Growth/survival of hvKP1 and hvKP1 ΔiucA in human ascites fluid. The growth/survival of hvKP1, hvKP1/pFUS2, hvKP1 ΔiucA, hvKP1 ΔiucA/pFUS2, and hvKP1 ΔiucA/pFUS2[iucA-D] was assessed in 100% human ascites fluid. (A) A midlevel starting inoculum of approximately 1 × 10⁶ CFU/ml was used, and growth/survival was assessed at 0, 3, 6, and 24 h.

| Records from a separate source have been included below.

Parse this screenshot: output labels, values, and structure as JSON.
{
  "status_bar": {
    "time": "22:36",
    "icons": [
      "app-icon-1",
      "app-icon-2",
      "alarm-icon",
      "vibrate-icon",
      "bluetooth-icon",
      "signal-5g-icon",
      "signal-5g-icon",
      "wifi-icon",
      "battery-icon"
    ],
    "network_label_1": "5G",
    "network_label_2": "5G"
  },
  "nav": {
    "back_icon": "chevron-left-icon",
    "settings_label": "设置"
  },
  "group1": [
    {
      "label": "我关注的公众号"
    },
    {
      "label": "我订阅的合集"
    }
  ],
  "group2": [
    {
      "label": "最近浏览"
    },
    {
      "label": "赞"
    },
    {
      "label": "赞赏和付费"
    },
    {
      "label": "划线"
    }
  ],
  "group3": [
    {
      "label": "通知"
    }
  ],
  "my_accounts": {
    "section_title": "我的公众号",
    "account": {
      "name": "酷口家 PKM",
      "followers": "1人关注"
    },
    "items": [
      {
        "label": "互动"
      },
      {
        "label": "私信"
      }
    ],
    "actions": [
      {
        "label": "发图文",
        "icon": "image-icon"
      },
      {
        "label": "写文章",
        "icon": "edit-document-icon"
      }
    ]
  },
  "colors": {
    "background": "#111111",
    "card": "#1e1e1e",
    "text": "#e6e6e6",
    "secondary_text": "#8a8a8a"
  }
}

The growth/survival of hvKP1 and hvKP1/pFUS2 was significantly increased compared to that of hvKP1 ΔiucA and hvKP1 ΔiucA/pFUS2, respectively. *, P < 0.05/2. Data are means ± SEM (n = 5 to 8). (B) A low starting inoculum of <1 × 10⁵ CFU/ml was used, and growth/survival was assessed at 0, 12, 24, 48, 72, and 96 h. The growth/survival of hvKP1 was significantly increased compared to that of hvKP1 ΔiucA. *, P < 0.05. Data are means ± SEM from 3 independent experiments with n = 3 for each experiment.

FIG 8

Survival of outbred CD1 mice after subcutaneous (s.c.) or intraperitoneal (i.p.) challenge with hvKP1 and hvKP1 ΔiucA. (A and B) Animals were challenged s.c. with 3.0 × 10² (n = 5), 3.5 × 10³ (n = 10), 3.5 × 10⁴ (n = 10), or 3.5 × 10⁵ (n = 10) CFU of hvKP1 (A) or with 2.8 × 10² (n = 5), 3.6 × 10³ (n = 10), 3.6 × 10⁴ (n = 10), or 3.6 × 10⁵ (n = 10) CFU of hvKP1 ΔiucA (B). (C and D) Animals were challenged i.p. with 3.2 × 10¹ (n = 5), 3.2 × 10² (n = 5), 3.2 × 10³ (n = 5), or 3.5 × 10⁴ (n = 5) CFU of hvKP1 (C) or with 2.4 × 10¹ (n = 5), 2.4 × 10² (n = 5), 2.4 × 10³ (n = 5), or 2.4 × 10⁴ (n = 5) CFU of hvKP1 ΔiucA (D). Strains were grown overnight in LB medium. An in extremis state or death was scored as nonsurvival. *, P < 0.05 for hvKP1 compared to hvKP1 ΔiucA.